Paradise Ahead

Print, performance, 2007

Description

Paradise Ahead is a print and performance series that blurs the line between document and event in Second Life. Each scene captures the anticipation and familiarity of this simulated environment by restaging iconic art installations, films and photographs. Using only primitive graphics of Second Life, the documentation of these performances — large-scale prints serves as a historical record of the initial launch point into simulated worlds.

My avatar leaps off of a building in an arched pose exactly like that of Yves Klein in his photograph “Leap into the Void”. They both capture the desire to reach a state of nirvana. The original was a doctored photograph and the recreated performance likewise diverts impact through a virtualized body.
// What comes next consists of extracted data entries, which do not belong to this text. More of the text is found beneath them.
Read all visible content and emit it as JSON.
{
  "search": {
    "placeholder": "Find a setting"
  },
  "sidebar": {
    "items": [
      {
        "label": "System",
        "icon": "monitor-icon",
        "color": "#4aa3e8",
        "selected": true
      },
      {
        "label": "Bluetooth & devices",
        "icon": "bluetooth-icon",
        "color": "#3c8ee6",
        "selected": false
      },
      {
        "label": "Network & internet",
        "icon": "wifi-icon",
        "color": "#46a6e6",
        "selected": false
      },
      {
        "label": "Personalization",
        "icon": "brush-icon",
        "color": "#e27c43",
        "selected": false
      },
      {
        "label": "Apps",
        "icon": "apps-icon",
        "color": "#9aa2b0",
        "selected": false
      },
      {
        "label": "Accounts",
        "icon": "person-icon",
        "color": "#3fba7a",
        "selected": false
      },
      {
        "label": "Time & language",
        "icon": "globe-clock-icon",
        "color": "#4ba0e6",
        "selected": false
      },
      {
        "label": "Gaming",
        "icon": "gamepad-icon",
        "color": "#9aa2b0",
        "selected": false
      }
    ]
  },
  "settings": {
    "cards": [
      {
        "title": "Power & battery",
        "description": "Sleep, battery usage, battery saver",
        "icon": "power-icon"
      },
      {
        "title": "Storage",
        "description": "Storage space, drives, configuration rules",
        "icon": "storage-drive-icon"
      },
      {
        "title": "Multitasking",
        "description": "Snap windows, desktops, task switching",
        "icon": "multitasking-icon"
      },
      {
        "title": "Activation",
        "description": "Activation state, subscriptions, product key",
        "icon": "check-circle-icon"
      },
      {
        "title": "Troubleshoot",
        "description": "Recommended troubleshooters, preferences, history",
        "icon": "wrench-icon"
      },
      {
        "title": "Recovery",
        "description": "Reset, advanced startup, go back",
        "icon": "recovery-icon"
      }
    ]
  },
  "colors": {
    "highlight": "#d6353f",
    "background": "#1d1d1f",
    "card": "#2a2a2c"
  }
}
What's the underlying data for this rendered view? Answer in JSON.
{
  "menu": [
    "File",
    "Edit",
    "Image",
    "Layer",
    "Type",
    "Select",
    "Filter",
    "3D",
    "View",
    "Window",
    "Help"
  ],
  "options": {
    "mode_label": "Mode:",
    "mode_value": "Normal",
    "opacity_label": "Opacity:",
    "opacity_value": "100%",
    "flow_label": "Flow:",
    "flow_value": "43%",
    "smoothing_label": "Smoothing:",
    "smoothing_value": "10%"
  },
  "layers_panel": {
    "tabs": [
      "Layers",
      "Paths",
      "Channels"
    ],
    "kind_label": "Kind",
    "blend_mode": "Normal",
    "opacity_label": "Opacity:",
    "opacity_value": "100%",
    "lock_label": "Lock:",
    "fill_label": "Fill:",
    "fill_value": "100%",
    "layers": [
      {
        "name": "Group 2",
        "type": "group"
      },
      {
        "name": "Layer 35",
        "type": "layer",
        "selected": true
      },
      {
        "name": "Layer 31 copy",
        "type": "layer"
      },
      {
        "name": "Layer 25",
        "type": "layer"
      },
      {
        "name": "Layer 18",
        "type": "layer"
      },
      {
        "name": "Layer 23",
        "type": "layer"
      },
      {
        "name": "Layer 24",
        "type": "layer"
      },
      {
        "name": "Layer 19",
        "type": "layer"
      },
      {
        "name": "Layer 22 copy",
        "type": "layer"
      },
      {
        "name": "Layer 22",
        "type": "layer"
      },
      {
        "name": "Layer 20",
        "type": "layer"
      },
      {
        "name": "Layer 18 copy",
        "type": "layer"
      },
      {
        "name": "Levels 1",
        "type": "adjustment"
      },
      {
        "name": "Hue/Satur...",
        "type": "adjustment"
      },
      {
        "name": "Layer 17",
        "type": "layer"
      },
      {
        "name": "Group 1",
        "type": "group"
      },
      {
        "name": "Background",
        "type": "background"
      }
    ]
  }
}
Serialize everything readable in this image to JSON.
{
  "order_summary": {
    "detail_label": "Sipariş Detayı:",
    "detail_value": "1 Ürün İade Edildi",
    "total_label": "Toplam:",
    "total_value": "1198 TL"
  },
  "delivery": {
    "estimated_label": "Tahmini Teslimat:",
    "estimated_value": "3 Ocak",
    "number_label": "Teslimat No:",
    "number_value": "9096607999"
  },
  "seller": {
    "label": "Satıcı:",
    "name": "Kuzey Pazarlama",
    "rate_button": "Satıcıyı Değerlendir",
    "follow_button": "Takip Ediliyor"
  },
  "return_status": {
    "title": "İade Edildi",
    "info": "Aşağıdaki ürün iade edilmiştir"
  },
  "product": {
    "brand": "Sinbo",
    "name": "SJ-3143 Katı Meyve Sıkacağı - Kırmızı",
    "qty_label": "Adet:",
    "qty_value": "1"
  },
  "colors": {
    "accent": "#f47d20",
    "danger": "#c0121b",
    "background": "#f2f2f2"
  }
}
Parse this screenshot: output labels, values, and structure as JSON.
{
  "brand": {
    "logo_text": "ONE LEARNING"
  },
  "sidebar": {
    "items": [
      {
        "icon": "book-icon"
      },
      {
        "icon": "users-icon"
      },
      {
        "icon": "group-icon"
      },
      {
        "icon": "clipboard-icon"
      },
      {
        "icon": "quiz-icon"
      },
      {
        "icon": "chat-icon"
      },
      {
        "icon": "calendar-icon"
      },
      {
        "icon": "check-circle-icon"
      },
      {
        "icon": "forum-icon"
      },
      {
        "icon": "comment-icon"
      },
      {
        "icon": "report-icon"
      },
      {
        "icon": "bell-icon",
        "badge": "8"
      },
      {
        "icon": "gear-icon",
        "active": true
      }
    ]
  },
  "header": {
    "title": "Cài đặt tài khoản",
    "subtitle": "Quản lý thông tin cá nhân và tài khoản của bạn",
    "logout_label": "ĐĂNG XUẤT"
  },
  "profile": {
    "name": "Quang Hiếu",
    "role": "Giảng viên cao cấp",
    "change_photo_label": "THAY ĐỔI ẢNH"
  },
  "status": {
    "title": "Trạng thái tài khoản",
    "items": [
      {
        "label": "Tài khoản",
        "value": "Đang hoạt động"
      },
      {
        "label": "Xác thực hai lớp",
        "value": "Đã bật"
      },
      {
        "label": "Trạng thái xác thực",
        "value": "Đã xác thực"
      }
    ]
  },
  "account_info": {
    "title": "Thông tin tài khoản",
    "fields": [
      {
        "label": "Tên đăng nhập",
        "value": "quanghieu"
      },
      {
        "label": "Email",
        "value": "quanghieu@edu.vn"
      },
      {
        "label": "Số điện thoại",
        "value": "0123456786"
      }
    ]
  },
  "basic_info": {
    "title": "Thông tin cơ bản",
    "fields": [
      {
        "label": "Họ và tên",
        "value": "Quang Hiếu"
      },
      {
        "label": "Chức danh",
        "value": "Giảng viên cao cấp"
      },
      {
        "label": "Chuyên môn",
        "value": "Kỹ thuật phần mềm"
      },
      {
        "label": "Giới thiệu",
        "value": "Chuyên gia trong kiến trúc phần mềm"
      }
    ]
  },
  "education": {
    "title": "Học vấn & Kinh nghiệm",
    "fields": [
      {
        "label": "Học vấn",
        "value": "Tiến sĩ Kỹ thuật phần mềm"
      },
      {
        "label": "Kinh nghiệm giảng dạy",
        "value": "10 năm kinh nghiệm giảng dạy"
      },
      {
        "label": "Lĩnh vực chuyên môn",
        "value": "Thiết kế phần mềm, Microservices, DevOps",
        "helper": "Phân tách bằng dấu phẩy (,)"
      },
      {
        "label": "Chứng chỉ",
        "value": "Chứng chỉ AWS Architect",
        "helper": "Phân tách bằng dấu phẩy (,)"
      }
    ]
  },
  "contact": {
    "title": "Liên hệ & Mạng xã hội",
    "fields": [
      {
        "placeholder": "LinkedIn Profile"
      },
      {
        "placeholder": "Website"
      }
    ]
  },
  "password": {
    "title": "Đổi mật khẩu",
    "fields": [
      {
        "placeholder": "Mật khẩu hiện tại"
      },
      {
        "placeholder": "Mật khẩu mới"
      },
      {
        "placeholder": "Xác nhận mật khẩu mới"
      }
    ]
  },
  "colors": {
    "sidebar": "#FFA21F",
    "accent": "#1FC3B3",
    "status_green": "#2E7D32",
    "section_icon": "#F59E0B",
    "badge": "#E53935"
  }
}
Later my avatar waits to get shot as I reinterpret the notorious Chris Burden Shoot performance from 1971. This opens up interpretations of how technology affects memory. The pose feels familiar. When we examine the reference, we ask how we can relive the extremes of the physical body. The original was performed during a turbulent era, where television displayed cruelties of the Vietnam war and other shocking events. In the Second Life performance, this effect reverses itself as we have been accustomed to violence.

In Claim, my avatar stakes out a psychological space in Second Life using the Vito Acconci performance as an index. As in the original mediated performance, the character wears a blindfold and holds a pipe. Discrepancies arise. In Second Life, you are never blind and can act as semi-omniscient with a universal gaze. In the remade performance, the pipe is simply a crudely rendered 3D object and is too long to be an effective weapon. The hands both caress and grip the rod at the same time, in a gesture that suggests an uncertainty about what will happen.

Each of these performance-prints enters into a zone of ambiguity. What are the expectations and promises of simulated worlds? By comparing them to well-known documents of art performances, I expect to look at past and present mediated environments. In the early 70s, video and other technology opened up new venues for many artists. Now our computing power is fusing 3D technology with social connection. As we jump into this space, the artistic potential is enormous.